Financial spread betting is a type of investment trading that beginners should consider but often haven’t heard of. Financial spread betting allows investors to use financial derivatives to speculate on the price changes of a financial instrument such as cryptocurrencies. Let’s take a deeper look at financial spread betting in cryptocurrencies.
An Introduction to Financial Spread Betting
Financial spread betting using Bitcoin or other cryptocurrencies doesn’t require owning the cryptocurrencies themselves. Instead, you’re using derivative contracts to bet on whether the market value of a cryptocurrency like Bitcoin will go up or down. If you think the price will rise, you buy. This is called taking a long position. If you think it will go down, you sell. This is called taking out a short position. You’re trading on its value changing either up or down without owning Bitcoin directly, and you buy a derivative contract that pays out only if the currency’s value changes in the direction and to the degree you select. Investors can also make Bitcoin spread bets for the price of Bitcoin or its value relative to another cryptocurrency.
Financial spread betting is a leveraged investment. You put a small percentage down to open your position, betting on the currency’s value changing a certain amount in a specific direction. This can multiply both the gains and losses you can see when spread betting.
How Financial Spread Betting with Cryptocurrencies Works
The amount of money the trader puts on the line for a specified Bitcoin price change is called the “stake” of the spread bet. Traders begin with a loss in all spread bets, and that amount is equal to the size of the spread. For every point the cryptocurrency moves, the trader loses or gains multiples of that “stake.”
The smaller the spread, the less Bitcoin’s value needs to change before you’d make a profit. If the trade goes against you, you’ll also lose less.
If the trade goes in your favour, you receive money. If the trade isn’t in your favour, you have to pay. Anything short of the selected spread results in a loss. You’ll profit if the price movement is greater than the value of the spread. While potential profits can be great, you could lose a lot too.

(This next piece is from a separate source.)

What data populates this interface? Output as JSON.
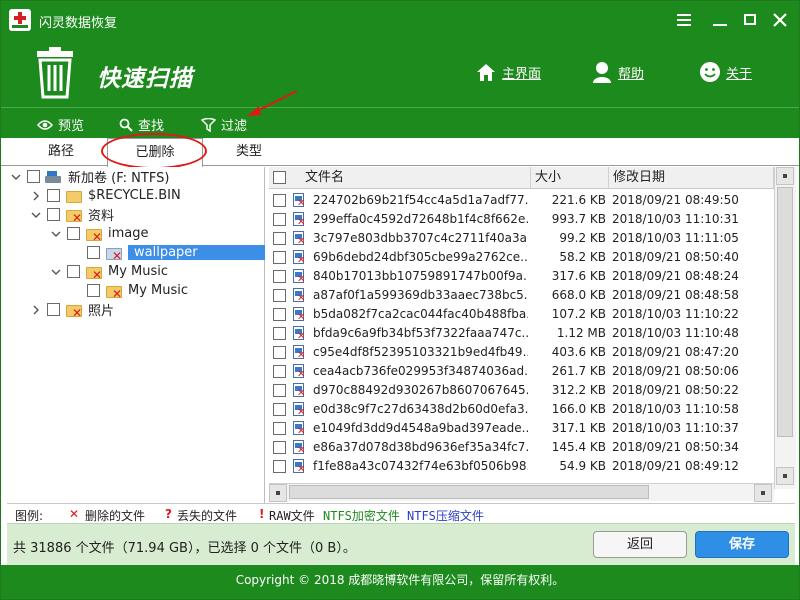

Issues to Consider before Getting Started
If the trade is not in your favour, you could risk more money than you traded with. For this reason, you shouldn’t trade with money you cannot afford to lose. Conversely, you don’t have to figure out how to install a Bitcoin wallet or trade on a cryptocurrency exchange to spread bet cryptocurrencies.
If you lose more money than currently sits in your account, you’ll need to make further deposits to cover the losses. This means that beginning traders need to start small and trade conservatively. To mitigate this risk, choose a broker that has the smallest possible spread.
Spread betting cryptocurrencies are one way by which investors can invest in the price changes of cryptocurrencies like Bitcoin without having to own it themselves. This investment strategy can reap significant rewards, but it does come with some risk.